We began with a reserve that empties and a niche that hardens, and followed the attempts to refill, re-signal, rebuild and finally re-grow what ageing wears away. At each step the same lesson recurred, the one this book keeps meeting from new angles: that a cell is only useful while it holds its identity, and that every regenerative strategy — the senescence-resistant graft, the rejuvenating vesicle, the repopulated scaffold, the complemented organ — is ultimately a way of restoring or protecting identity against the drift of age. The therapies differ in how far they reach, from a topped-up cell pool to an organ grown in another species, but they converge on a single question of fidelity.
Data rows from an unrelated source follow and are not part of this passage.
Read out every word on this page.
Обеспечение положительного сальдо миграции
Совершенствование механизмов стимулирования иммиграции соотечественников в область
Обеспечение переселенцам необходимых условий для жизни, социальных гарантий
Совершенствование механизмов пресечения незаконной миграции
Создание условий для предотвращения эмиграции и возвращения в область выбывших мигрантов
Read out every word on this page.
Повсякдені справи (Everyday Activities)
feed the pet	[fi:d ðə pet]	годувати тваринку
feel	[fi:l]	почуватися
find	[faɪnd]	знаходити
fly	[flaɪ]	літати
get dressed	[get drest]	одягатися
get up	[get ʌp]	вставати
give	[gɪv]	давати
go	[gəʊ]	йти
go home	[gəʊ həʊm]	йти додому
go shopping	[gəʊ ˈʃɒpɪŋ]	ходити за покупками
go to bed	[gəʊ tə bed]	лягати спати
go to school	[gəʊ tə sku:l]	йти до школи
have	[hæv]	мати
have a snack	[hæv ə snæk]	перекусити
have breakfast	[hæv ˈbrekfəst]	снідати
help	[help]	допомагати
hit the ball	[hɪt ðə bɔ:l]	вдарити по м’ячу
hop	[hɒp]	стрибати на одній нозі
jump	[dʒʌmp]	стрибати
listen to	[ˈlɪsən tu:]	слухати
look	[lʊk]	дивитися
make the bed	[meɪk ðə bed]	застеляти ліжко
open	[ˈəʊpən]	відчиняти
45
That convergence sets up the problem that opens Part IV. Every result in this chapter was a claim about function restored — peristalsis recovered, cognition improved, biological age lowered on a clock — and every such claim is only as good as our ability to measure it. Before any of this can become medicine, the field must prove, in people and against honest endpoints, that the needle has actually moved. We turn next to the instruments of that proof: the biomarkers that quantify ageing and the trials that must test whether we can truly reverse it.